Bertie leaders support US 13
Published 12:00 am Saturday, December 9, 2006
WINDSOR – The score is now even…well, sort of.
At their meeting here on Monday, the Bertie County Board of Commissioners approved a resolution that endorses the retention and improvement of the existing US 13 route between Ahoskie and Bethel.
Additionally, that resolution supported funding to four-lane NC 11 through Bertie County. While the board supported the NC 11 project, it was adamant in its stance not to trade existing federal funds for the US 13 improvements in lieu of widening NC 11.
With that move, officials in Bertie County (the commissioners and the Town of Windsor) have the US 13 improvements at the top of their list. Meanwhile, the Hertford County Board of Commissioners and the Town of Ahoskie are throwing their support behind NC 11.
While the Bertie Commissioners support both local road projects, they are deeply concerned over a plan now under consideration by the North Carolina Department of Transportation that calls for US 13 to be rerouted along NC 11. Bertie officials, in the resolution, said they considered any rerouting of US 13 as “detrimental to the economic future of Bertie County.”
The resolution went to on read, “the existing route of US 13 best serves the persons and businesses now using the highway as well as new communities and population centers being developed east and south of the existing route.”
Through the words of the resolution, the Bertie Commissioners pointed out that US 13 in their county is now dotted with businesses that employ approximately 500 people; that the existing road is a major trucking route between the Windsor/Williamston area and Ahoskie; that it is also the primary trucking route used by 13 counties to access the Bertie Regional Landfill; and that US 13 is a state-designated hurricane evacuation route.

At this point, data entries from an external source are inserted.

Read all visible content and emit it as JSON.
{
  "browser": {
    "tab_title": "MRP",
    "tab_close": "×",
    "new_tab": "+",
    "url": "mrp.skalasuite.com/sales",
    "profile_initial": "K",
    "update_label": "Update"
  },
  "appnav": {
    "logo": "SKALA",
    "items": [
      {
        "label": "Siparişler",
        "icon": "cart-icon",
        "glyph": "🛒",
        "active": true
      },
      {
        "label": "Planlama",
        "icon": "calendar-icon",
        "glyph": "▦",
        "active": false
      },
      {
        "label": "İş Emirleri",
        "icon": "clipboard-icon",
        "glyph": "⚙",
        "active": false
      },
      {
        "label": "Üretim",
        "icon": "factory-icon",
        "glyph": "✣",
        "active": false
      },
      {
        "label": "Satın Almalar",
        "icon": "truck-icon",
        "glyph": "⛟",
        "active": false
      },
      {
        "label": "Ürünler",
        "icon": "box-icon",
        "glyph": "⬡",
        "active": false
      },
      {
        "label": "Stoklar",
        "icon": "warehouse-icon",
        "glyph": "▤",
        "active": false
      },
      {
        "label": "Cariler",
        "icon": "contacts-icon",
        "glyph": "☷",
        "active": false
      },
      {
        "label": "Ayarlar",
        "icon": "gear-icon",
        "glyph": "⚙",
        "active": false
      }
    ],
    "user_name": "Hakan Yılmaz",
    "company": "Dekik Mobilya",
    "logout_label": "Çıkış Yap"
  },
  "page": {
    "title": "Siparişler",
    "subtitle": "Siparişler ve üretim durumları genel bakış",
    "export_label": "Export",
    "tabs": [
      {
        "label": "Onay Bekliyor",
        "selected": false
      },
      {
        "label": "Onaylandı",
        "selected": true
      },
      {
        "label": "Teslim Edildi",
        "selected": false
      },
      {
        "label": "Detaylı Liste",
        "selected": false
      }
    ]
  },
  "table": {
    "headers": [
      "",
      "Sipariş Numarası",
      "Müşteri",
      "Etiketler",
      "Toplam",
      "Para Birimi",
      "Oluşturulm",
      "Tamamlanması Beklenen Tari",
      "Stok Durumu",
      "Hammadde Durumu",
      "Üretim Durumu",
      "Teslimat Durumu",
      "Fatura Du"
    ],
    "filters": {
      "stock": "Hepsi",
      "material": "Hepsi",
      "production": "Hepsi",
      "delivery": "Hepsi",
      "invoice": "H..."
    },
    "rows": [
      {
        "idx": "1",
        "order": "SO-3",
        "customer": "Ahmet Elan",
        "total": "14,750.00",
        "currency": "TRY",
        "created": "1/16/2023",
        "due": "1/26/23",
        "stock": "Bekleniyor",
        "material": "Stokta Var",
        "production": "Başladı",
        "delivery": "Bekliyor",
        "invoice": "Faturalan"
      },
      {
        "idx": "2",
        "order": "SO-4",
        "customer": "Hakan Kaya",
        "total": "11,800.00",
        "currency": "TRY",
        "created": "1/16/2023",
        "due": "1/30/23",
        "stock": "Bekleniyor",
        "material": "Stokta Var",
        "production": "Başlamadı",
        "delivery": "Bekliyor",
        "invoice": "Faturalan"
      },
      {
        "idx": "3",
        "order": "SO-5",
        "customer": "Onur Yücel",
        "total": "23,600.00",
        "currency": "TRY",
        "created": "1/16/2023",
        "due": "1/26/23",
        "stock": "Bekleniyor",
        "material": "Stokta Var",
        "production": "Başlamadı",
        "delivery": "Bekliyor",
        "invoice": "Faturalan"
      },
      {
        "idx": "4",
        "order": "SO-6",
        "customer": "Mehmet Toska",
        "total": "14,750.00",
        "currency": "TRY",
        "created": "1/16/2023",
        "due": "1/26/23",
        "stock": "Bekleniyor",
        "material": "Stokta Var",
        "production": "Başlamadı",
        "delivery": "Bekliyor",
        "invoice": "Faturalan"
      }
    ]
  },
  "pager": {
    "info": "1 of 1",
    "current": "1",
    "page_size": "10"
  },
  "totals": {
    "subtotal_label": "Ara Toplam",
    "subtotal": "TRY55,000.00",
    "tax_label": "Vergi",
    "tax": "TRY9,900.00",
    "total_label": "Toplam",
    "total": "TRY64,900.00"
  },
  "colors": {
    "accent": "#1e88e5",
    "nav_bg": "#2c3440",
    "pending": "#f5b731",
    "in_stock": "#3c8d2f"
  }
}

In addition, the Bertie Commissioners pointed out in the resolution that US 13 played a key role in the growing tourism industry in northeastern North Carolina. In Bertie County alone, there are four major housing, recreational and retail developments either under construction or on the planning table.
“Rerouting US 13 along NC 11 will divert north-south traffic westward from these new areas of long-range economic development and population growth that are crucial to the economy of Bertie County,” the resolution read.
They added that the existing US 13 route, including the Ahoskie Bypass, was approved in the state’s TIP (Transportation Improvement Plan) and the improvements could be finished faster than the proposed alternate plan along NC 11 due to environmental problems associated with that project through the Roanoke River “low grounds.”
Meanwhile, Hertford County officials say they are studying this issue from more of a regional standpoint.
The Town of Ahoskie’s resolution said that favoring NC 11 over US 13 would provide a greater benefit to the Bertie, Hertford and Martin County region by meeting future transportation needs and increased economic viability. Ahoskie officials also said the US 13 bypass around their town was not needed.
Ahoskie Town Council members and Hertford County Commissioners are in favor of swapping the $102.4 million currently approved in the state’s Transportation Improvement Plan for the US 13 Ahoskie Bypass for funds to be used on the NC 11 four-lane project.
That plan calls for NC 11 to become a multi-lane, 29-mile divided highway from Winton to NC 903 north of Oak City in Martin County. Another plan in an adjoining transportation district calls for widening NC 11 to four lanes from NC 903 south to Bethel.
According to figures supplied by Hertford County Commissioner Johnnie Ray Farmer, the state would only have to come up with an additional $21 million for the NC 11 project. He said the $102.4 million earmarked for the Ahoskie Bypass would encompass 13.2 miles of new and existing roadway from US 158 at Winton to NC 42 at Powellsville. Meanwhile, the cost of the 29-mile NC 11 project is estimated at $123.1 million.
To back-up the “regional” concept pointed out in Ahoskie’s resolution, Bertie County stood to gain only one mile of four-lane road with the Ahoskie US 13 Bypass. With the NC 11 project, nearly 20 miles of that road in Bertie County (from Aulander to the Roanoke River) will be widened to four lanes.
However, if the US 13 project is favored by the state over NC 11, Bertie County will stand to gain more in the way of four-lane asphalt. That project would four-lane the road between Ahoskie and Windsor, where it will connect with the existing four-lane roadway that stretches to Williamston and then onward to Bethel (where US 13 shares a route with US 64).
In addition, keeping US 13 along its current corridor will allow the highway to tie into the US 17 bypass currently under construction around Windsor.
DOT officials will have the final say on which of the two projects will be deemed as a priority.